Where would so many products developed by engineers be without industrial designers?
Without industrial designers, many inventions and products presented to industry would never get off the ground, because no one would fully understand how to even operate the device.
Industrial designers not only make these new devices "user-friendly", but they also make them 'marketable' for business and consumer use.
Brooks Stevens shaped how many inventions and existing products, military or commercial, were marketed and brought into common usage. In many cases, engineers who created new contraptions were the only ones who knew how the device actually worked! By putting a new and 'raw' device in front of someone from the general public or consumer and expecting them to know where the "On" switch was and how to operate it was and is a challenging task.
Brooks Stevens not only made these devices easy to operate by the general public to use, but he made these devices 'fashionable.' Ergo, making them desirable and therefore easier to market and sell to the general public.
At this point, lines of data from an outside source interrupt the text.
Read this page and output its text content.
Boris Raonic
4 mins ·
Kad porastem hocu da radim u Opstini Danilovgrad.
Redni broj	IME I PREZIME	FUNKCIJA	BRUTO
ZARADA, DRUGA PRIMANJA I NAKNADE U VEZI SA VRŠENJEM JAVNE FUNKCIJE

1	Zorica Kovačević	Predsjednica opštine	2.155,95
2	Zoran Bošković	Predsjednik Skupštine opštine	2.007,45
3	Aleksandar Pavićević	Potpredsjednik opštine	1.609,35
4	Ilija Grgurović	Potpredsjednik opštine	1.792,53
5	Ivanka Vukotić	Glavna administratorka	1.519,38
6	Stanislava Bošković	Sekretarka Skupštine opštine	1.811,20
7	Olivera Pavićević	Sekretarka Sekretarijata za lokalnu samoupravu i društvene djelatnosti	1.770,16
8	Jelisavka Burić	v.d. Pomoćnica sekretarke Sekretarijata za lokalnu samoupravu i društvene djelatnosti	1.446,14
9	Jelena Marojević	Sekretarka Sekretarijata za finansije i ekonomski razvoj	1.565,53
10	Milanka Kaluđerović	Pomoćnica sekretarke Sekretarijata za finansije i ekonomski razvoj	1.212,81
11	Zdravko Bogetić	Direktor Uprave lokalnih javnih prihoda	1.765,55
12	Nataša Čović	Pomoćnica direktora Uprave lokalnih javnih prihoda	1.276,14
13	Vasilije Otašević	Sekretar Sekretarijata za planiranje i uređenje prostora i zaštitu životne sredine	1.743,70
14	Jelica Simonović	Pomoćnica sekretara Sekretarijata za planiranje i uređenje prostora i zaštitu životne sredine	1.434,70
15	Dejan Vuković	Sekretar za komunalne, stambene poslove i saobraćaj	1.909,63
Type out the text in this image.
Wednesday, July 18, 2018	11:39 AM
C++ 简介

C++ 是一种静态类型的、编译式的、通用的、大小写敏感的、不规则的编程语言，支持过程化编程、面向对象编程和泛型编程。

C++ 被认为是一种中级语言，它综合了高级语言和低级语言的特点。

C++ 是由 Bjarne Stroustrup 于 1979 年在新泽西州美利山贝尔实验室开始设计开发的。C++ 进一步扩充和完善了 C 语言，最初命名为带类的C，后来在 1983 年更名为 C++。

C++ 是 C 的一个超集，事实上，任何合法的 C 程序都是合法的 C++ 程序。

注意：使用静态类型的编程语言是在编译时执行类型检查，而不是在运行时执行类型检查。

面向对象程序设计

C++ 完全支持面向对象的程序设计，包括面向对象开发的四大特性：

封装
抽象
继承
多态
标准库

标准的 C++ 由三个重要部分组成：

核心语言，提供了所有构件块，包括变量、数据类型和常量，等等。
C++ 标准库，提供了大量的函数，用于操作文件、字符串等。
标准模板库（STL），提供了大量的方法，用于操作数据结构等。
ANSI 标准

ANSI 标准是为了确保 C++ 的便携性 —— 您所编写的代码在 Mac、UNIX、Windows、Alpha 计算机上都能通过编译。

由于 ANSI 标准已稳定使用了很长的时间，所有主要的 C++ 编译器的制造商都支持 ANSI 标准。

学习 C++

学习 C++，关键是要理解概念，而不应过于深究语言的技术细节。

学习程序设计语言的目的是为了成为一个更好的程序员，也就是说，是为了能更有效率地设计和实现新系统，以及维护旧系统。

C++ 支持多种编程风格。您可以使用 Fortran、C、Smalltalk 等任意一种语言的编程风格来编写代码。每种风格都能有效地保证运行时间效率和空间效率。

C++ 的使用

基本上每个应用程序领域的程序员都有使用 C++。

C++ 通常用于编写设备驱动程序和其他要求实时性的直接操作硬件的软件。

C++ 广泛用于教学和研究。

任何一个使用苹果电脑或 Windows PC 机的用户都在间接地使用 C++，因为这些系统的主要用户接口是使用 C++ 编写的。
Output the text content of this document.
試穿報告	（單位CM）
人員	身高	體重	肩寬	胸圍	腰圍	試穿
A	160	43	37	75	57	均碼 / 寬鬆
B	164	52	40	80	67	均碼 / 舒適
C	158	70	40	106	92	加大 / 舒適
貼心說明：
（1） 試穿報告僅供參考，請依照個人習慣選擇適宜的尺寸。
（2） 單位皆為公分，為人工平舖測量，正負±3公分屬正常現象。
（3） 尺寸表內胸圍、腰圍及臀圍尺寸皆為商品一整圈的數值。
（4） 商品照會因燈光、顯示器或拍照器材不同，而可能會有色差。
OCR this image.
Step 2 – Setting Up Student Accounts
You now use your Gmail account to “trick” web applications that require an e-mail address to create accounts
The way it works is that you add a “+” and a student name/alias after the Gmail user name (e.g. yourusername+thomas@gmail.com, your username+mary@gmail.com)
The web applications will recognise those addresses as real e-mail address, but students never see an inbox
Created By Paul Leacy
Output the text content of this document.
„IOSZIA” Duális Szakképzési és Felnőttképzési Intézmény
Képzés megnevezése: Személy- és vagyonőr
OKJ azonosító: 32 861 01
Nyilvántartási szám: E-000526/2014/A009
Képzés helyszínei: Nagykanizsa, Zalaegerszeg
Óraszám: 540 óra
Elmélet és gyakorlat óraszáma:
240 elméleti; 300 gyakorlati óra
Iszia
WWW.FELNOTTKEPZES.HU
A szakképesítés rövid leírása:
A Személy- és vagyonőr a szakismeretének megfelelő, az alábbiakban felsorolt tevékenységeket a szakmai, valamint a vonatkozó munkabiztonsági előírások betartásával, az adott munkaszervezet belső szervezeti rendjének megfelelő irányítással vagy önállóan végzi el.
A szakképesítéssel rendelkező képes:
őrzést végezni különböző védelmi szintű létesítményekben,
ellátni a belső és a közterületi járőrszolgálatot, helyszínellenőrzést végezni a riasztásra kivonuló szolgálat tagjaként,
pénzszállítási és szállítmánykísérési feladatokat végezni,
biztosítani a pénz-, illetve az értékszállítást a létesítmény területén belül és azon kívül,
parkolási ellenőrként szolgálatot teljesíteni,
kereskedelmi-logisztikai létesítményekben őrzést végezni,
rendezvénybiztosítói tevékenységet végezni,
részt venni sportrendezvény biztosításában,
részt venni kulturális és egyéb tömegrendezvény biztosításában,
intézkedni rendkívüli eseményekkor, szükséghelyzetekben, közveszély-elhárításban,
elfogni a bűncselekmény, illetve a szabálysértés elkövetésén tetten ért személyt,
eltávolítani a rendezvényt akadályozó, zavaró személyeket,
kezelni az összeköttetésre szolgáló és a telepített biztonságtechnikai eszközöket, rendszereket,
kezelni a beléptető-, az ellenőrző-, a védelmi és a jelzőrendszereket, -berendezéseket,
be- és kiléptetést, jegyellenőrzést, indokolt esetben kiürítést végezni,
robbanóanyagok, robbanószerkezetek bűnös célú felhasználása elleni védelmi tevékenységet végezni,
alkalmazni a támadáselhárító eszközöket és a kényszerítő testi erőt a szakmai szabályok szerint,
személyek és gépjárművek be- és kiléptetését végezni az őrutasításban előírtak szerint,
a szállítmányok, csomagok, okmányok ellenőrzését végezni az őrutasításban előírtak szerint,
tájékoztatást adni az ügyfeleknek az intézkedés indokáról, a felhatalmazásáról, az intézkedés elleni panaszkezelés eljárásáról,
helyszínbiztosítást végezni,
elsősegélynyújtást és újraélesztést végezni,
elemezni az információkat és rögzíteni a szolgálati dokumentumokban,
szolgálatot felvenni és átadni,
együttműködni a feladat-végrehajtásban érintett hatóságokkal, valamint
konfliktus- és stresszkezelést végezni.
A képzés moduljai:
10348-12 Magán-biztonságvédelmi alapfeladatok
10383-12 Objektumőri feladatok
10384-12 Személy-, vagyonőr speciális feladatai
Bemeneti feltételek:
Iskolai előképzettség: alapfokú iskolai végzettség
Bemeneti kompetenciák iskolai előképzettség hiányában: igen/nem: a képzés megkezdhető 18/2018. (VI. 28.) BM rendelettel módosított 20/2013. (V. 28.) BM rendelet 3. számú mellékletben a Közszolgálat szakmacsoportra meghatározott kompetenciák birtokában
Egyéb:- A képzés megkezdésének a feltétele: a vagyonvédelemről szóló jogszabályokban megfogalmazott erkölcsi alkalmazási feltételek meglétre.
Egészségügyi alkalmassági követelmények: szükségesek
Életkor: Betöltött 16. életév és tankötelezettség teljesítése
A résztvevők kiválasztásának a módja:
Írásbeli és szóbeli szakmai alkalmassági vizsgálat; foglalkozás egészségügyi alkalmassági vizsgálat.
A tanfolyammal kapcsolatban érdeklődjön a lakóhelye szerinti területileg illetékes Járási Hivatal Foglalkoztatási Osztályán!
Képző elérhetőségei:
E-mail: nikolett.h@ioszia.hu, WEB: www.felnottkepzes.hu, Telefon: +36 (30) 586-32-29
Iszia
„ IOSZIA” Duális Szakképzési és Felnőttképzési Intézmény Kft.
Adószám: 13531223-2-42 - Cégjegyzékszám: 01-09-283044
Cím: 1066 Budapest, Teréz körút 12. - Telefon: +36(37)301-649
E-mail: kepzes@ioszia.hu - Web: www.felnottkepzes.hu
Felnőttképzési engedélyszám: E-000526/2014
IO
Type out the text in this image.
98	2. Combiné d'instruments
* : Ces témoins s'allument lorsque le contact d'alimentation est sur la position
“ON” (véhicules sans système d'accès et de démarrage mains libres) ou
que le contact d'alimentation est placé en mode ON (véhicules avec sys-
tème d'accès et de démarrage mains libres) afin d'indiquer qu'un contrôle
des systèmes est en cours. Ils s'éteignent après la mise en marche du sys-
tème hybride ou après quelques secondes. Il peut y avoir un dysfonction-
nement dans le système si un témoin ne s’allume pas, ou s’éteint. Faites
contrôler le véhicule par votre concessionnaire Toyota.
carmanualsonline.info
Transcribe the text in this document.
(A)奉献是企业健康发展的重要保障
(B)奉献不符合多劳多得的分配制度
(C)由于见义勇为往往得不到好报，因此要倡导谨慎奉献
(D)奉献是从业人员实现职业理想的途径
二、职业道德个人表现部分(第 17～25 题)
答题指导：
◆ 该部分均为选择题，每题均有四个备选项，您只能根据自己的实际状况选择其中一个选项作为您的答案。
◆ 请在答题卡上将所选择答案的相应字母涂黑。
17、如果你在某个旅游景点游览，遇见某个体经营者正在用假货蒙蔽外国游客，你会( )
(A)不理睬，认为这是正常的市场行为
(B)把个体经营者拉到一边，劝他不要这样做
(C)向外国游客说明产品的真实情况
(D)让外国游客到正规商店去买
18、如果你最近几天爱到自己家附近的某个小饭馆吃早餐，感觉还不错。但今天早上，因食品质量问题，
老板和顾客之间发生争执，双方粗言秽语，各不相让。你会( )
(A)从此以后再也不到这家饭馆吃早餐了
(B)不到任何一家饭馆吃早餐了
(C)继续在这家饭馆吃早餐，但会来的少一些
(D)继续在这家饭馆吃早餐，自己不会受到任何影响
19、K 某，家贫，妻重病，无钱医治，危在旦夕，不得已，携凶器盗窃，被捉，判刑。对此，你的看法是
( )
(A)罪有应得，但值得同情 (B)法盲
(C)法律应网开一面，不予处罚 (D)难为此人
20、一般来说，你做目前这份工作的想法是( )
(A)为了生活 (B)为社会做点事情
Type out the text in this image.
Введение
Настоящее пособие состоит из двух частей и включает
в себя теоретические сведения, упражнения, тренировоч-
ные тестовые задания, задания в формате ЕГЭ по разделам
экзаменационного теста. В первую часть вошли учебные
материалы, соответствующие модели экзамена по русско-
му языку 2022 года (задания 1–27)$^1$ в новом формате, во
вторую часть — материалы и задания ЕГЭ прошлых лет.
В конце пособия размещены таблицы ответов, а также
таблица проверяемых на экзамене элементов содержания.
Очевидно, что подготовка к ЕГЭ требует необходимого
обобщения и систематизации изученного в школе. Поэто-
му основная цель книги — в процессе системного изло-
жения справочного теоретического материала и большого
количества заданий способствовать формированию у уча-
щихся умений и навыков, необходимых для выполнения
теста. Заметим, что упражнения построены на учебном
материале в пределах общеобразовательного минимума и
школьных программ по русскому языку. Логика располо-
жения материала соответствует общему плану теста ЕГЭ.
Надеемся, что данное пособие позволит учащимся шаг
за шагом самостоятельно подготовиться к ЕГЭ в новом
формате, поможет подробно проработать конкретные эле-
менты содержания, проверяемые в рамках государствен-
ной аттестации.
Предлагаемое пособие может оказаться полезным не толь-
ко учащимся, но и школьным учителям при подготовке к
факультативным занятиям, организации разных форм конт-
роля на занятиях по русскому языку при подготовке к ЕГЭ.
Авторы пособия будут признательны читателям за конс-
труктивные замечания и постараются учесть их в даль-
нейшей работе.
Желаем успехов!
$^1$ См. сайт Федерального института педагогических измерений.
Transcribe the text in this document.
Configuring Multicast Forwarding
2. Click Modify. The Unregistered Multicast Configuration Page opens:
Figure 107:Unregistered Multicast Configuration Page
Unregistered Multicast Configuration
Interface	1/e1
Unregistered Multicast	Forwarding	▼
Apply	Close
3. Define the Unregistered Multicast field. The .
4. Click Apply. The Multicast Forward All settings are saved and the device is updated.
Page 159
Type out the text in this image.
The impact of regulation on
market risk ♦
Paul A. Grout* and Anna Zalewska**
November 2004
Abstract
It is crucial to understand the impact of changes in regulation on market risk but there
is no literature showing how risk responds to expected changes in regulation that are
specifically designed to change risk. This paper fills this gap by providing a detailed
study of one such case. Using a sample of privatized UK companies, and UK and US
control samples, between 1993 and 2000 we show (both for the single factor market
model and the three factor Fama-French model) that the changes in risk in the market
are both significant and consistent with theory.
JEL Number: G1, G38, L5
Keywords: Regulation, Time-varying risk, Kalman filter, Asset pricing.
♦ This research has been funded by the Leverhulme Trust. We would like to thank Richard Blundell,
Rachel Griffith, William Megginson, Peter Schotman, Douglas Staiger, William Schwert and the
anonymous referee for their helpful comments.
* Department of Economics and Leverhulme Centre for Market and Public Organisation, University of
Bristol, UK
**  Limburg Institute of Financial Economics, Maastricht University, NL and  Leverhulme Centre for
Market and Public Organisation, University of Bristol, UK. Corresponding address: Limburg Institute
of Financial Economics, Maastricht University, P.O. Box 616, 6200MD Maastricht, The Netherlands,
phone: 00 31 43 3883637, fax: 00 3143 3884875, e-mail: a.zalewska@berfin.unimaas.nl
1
He is known for developing the term 'planned obsolescence' and describes the modern industrial designer as such: "an industrial designer in today's business world should be a business man, an engineer and a stylist, and in that direct order."
Stevens is known for re-designing the Allen-Bradley Switchgear box, to make it more easy and safe for operator use. He redesigned military hardware to be used by the public, such as the "Jeepster." But, he mainly, redesigned inventions and existing products to make them more marketable. In one case, adding a window to the front of a Hamilton Dryer made the first electric clothes dryer in 1945 a great seller.
So I ask, what comes first? The chicken or the egg? Is a device mainly developed for the use of something that has presented itself as necessary to the ease, safety and continual workings of the modern world? Or are inventions 'industrially re-designed' mainly for the need of profit by business?